Sleepwalking on a boat is a recipe for disaster.  While he worked he imagined himself strolling around topside while asleep, mustard smeared all over his hands and t-shirt leaving mustard clues at the scene of the crime.  If anyone had spotted him, it would be instant dismissal. Lemmy could ill afford to lose his job and the company could ill afford such a liability, in spite of the fact that some members of the crew weren’t that alert or sharp even when they were fully awake.

If Lemmy had someone he could trust at home, she could have warned him before he risked sleepwalking with the fishes, but his wife had packed up his daughter years ago and run off with another man she fell for while he was on the boat trying to make them a living.

He had never gotten over being upstaged by a used car salesman.  If his wife had run off with a surgeon or maybe even a chiropractor, he wouldn’t have minded so much, but a used car salesman?  He only thought of car salesmen now because he was going to have to sell his car on his next trip home.  He needed the money and his pet, the love of his life, his pristine 1966 candy apple red Ford Mustang was going to have to go.

Selling the car made him sad, made him anxious, made him want to punch something, but he had no choice.  He didn’t have a big bank account.  He had poured his money into his honey.  And now he needed cash.
He knew better to get worked up all over again.  Worry and anxiety was the reason for his form of sleep walking.  He could count on one hand the times since he’d been a teenager that sleepwalking had become a problem, but every time it had been on the boat he had managed to get it under control.  This time should be no different.

After supper, he had begged off from the never-ending card game and he had been ruminating here in his room under the stairs.  He spent some time with some soap and water gently removing the stain from mama’s quilt.
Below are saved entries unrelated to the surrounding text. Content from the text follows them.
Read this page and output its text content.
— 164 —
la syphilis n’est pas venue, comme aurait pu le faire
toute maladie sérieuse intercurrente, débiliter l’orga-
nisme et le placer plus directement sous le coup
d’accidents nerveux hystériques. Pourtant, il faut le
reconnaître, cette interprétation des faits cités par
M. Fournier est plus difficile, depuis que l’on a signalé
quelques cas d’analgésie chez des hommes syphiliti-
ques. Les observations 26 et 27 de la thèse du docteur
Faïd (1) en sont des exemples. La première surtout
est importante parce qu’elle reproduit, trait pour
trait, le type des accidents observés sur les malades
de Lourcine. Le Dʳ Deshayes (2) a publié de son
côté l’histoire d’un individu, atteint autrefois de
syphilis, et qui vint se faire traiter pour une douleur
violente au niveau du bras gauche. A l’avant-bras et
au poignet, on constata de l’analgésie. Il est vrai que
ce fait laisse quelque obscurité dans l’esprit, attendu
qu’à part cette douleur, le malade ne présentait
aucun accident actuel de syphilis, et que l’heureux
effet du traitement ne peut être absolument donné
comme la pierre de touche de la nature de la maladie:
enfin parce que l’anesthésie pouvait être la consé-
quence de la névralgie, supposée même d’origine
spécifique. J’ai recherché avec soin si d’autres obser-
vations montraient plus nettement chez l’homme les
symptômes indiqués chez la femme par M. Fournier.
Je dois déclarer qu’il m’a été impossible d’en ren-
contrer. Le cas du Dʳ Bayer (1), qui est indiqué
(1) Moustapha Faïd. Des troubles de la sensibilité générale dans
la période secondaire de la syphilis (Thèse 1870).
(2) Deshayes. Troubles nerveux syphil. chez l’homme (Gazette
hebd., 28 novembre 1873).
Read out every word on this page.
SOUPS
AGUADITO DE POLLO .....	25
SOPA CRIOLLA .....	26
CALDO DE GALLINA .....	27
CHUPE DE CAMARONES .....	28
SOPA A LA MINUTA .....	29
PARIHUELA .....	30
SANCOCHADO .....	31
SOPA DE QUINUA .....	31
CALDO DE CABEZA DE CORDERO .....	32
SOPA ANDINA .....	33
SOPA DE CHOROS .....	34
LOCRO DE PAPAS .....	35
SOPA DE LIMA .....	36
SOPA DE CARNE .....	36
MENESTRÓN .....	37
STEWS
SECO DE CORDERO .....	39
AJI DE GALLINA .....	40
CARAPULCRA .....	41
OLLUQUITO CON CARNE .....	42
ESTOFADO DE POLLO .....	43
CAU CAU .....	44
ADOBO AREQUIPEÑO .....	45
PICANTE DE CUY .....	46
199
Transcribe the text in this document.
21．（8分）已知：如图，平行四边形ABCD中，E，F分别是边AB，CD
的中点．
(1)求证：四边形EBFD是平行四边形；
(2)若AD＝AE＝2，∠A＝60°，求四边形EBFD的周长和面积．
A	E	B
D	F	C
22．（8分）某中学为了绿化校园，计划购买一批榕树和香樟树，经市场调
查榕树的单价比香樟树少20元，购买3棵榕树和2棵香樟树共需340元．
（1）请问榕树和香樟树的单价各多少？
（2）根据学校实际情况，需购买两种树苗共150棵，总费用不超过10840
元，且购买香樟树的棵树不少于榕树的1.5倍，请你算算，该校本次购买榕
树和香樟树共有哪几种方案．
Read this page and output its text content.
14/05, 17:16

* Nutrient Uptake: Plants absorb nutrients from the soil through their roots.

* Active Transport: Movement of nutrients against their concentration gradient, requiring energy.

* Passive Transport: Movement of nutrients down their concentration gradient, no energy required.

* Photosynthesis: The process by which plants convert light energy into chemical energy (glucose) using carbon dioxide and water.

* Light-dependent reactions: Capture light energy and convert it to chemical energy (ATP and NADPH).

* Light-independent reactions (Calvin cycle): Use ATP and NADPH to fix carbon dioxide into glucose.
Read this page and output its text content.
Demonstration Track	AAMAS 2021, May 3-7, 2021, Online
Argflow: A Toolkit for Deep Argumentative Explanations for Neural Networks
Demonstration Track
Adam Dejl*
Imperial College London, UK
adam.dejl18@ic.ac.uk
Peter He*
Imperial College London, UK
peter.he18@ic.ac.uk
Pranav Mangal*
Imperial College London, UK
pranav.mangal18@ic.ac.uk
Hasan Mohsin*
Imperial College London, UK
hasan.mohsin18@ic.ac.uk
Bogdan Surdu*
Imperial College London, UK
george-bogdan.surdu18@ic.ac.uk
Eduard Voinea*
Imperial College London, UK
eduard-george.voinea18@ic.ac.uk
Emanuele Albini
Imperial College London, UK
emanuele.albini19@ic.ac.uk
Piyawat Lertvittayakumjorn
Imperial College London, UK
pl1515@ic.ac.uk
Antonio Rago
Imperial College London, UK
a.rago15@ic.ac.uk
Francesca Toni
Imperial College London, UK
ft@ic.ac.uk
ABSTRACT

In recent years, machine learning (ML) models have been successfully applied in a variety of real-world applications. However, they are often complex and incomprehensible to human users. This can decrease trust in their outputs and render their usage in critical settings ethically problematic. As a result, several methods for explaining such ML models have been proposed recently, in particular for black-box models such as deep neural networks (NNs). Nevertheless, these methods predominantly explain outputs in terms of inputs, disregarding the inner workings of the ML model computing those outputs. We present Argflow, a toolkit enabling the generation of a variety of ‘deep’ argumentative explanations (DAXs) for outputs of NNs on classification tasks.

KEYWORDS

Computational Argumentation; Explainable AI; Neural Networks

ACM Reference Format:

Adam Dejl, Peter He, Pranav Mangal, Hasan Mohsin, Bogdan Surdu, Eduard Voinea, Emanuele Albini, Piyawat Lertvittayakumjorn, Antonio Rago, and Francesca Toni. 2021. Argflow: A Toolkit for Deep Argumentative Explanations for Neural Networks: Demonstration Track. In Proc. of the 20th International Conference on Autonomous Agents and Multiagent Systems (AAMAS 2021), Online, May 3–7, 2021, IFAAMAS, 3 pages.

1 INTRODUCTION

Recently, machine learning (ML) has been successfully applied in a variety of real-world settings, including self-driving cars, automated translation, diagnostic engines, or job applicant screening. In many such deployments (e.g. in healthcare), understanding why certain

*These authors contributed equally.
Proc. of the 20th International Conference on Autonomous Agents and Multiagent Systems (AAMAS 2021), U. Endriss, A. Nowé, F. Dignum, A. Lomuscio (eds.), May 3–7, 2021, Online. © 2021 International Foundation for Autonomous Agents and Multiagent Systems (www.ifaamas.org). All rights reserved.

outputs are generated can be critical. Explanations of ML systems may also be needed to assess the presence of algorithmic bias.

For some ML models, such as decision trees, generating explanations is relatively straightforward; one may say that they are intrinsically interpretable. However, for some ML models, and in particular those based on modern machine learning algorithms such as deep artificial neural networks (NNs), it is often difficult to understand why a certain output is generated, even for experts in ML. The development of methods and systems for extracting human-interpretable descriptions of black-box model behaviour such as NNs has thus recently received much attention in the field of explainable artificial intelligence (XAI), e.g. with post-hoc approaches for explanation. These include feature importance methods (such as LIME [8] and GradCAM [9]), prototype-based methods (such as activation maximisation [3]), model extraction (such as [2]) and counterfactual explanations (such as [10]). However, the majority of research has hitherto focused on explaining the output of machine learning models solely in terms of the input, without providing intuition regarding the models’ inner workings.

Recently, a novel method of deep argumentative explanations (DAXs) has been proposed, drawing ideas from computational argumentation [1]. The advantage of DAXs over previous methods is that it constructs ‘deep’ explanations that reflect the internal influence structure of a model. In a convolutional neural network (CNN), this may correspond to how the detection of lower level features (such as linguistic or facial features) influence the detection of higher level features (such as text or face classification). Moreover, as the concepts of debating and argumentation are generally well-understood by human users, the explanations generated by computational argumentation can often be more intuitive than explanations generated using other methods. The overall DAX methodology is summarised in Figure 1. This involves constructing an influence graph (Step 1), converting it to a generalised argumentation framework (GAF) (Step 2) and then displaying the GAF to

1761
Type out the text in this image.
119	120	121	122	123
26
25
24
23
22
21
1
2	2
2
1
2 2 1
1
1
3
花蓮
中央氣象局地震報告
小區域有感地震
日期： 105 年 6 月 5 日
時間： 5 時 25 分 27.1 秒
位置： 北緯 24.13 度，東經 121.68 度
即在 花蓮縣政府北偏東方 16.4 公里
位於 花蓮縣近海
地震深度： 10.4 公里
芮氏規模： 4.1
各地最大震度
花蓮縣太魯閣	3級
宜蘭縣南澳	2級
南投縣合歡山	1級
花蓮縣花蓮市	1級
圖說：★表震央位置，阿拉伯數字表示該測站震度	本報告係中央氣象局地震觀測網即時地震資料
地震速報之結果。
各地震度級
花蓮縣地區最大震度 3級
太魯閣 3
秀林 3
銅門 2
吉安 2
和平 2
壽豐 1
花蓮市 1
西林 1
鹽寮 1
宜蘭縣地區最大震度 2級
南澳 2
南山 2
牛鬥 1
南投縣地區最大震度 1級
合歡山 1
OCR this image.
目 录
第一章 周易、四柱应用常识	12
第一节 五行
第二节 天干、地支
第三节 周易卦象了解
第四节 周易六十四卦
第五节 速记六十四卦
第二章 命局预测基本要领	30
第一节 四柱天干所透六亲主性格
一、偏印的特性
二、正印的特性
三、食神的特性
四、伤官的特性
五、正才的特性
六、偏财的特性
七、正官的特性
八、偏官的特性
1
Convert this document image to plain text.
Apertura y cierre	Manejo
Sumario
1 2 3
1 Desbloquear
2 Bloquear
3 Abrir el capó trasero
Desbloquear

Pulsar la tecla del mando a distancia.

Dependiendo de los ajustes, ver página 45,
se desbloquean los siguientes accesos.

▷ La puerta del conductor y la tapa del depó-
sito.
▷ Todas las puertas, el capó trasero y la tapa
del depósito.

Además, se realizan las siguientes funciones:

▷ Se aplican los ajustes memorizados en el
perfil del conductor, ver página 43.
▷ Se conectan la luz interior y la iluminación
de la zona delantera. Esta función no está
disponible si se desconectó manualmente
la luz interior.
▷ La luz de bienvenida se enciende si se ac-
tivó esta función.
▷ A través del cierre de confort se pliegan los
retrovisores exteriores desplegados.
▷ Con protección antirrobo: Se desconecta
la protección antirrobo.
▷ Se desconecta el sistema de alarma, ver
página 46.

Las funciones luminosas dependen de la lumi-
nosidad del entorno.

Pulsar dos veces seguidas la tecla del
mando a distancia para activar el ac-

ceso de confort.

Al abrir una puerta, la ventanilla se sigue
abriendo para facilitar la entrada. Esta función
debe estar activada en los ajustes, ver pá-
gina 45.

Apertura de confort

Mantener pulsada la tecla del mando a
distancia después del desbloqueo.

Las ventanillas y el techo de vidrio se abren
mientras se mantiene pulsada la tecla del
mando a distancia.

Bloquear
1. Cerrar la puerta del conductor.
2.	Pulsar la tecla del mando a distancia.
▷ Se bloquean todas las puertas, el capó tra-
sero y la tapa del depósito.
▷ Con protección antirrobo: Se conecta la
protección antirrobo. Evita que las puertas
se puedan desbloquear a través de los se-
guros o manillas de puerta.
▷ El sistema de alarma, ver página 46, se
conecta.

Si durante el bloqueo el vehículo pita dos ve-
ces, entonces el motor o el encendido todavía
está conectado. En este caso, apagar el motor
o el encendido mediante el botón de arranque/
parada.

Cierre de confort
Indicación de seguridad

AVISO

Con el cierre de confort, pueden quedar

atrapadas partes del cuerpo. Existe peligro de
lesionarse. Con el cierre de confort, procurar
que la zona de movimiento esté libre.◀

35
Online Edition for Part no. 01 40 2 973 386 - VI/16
Rest.  He needed rest.   He needed to sleep.  And he needed to stop thinking.

He tied the last of the strips across his waist to the rail underneath the thin pad that could technically be referred to as a mattress.  He reached for the beautiful quilt at his feet and pulled it to his chest, smoothing out the wrinkles with calloused hands; hands that touched the fabric that his mother’s hands had worked and turned into a masterpiece.